Но у лесного люда были деньги: монетка тут, монетка там, иногда испачканные зеленью или землей, и лица на монетах были незнакомы даже самым старым среди нас. Еще у них были вещи на обмен, и потому ярмарка процветала, служа изгоям и карликам, служа разбойникам (если они были осмотрительны), которые охотились на редких путников из лежащих за лесом стран, на цыган или на оленей. (В глазах закона это было разбоем. Олени принадлежали королеве.)
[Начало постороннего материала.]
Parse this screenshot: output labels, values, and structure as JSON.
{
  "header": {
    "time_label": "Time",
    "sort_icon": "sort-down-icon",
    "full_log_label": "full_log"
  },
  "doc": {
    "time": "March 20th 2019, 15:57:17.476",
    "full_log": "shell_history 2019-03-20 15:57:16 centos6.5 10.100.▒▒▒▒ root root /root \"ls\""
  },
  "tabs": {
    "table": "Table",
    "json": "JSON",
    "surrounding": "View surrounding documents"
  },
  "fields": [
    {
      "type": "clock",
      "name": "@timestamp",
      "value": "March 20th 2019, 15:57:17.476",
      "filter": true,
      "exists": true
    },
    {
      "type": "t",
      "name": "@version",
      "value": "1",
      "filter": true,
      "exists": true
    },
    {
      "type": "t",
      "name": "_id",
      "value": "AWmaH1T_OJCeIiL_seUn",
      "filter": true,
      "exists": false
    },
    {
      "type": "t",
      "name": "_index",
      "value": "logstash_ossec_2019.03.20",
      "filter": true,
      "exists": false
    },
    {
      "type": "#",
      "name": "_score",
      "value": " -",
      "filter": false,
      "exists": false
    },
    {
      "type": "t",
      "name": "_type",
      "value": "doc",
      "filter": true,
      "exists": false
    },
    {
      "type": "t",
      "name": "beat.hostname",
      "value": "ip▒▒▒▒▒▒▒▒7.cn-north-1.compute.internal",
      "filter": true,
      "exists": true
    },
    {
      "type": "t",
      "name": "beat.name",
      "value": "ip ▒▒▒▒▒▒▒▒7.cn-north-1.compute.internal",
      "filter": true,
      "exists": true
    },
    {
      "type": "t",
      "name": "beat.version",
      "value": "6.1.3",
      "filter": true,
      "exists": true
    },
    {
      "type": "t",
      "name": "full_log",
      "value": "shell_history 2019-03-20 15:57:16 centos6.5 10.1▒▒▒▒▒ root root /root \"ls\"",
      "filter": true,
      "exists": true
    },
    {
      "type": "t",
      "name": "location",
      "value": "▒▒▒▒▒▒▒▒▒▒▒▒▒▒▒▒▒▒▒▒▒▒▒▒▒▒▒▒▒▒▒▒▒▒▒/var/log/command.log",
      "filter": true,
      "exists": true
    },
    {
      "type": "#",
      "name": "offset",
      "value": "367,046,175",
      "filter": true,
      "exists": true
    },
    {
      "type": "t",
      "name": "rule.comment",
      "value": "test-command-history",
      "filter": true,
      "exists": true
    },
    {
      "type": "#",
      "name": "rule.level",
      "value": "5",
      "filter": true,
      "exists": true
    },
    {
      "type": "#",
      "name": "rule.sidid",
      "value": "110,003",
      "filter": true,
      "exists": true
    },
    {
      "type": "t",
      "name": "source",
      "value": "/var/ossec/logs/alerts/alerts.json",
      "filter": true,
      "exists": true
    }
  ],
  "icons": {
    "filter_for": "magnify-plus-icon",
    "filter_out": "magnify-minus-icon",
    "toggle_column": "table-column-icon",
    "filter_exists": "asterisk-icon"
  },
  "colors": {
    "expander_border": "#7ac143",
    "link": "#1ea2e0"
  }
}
Медленно текли годы, и мой народ утверждал, что я правлю им мудро. Сердце все так же висело у меня над кроватью и слабо пульсировало по ночам. Если кто-то и горевал по ребенку, свидетельств того я не видела: тогда она еще наводила страх и люди считали себя счастливыми, что избавились от нее.
Одна Весенняя ярмарка следовала за другой: всего пять, и каждая следующая была унылее, беднее, скуднее предыдущей. Все меньше лесных людей приходили покупать наши товары. А те, кто приходил, казались подавленными и беспокойными. Торговцы перестали прибивать к козлам свой товар. На пятый год из лесу вышла лишь горсть людей — дюжина сбившихся от страха в кучку волосатых карликов. И никого больше.